Lawmakers are currently considering two possible tax increases that would fall on these businesses, which include banks operating as Subchapter S corporations—approximately one-third of all banks in the U.S. The first proposal would expand the 3.8% Net Investment Income Tax to individuals and families who actively participate in their business. The second would limit the ability of these businesses to fully deduct their losses during an economic downturn.

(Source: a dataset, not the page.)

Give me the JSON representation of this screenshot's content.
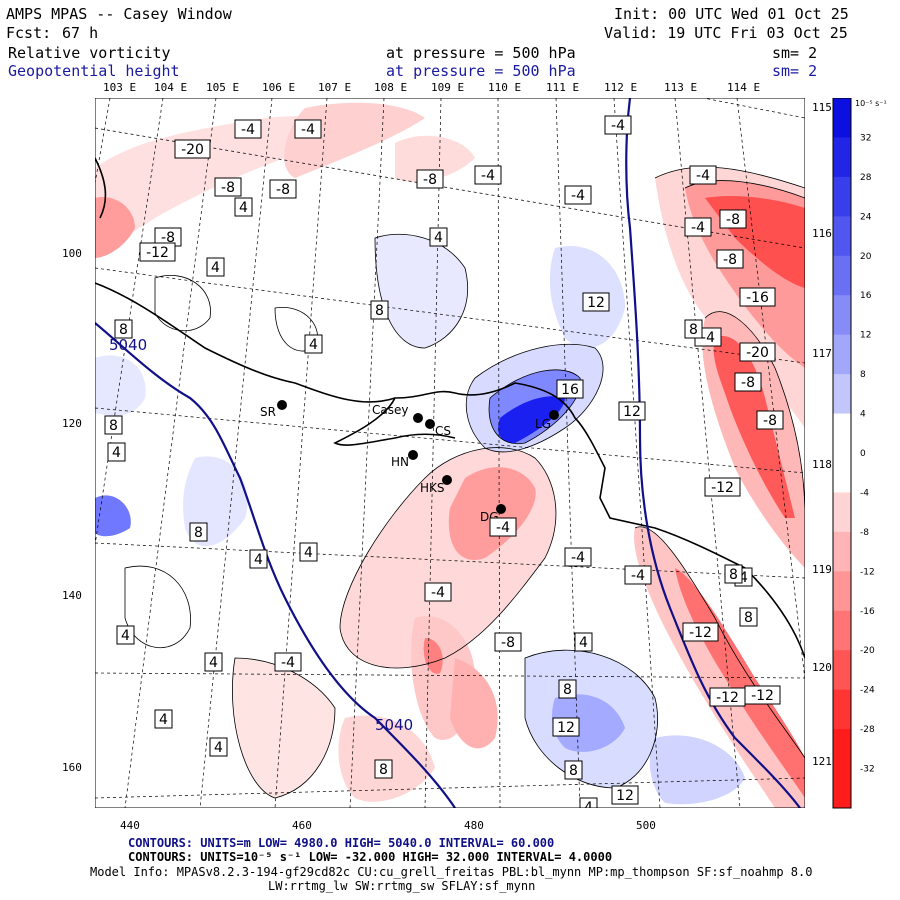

“Combined, these would increase revenues by more than $400 billion over ten years, shouldered entirely on the backs of small, individually, and family-owned businesses,” the groups wrote. “Raising taxes on small and family-owned businesses with the economy on the brink of a recession, a situation which is compounded by the other post-pandemic challenges they face, harms not only the businesses but the families and communities who rely on them.
The groups warned that expanding the NIIT in particular “would raise taxes on small and family-owned businesses when they are profitable, while extending and expanding the ‘excess loss limitation’ rules would hurt them in the next downturn,” and urged lawmakers to “reject these or any tax hikes on America’s small and family-owned businesses in any legislation considered this year.”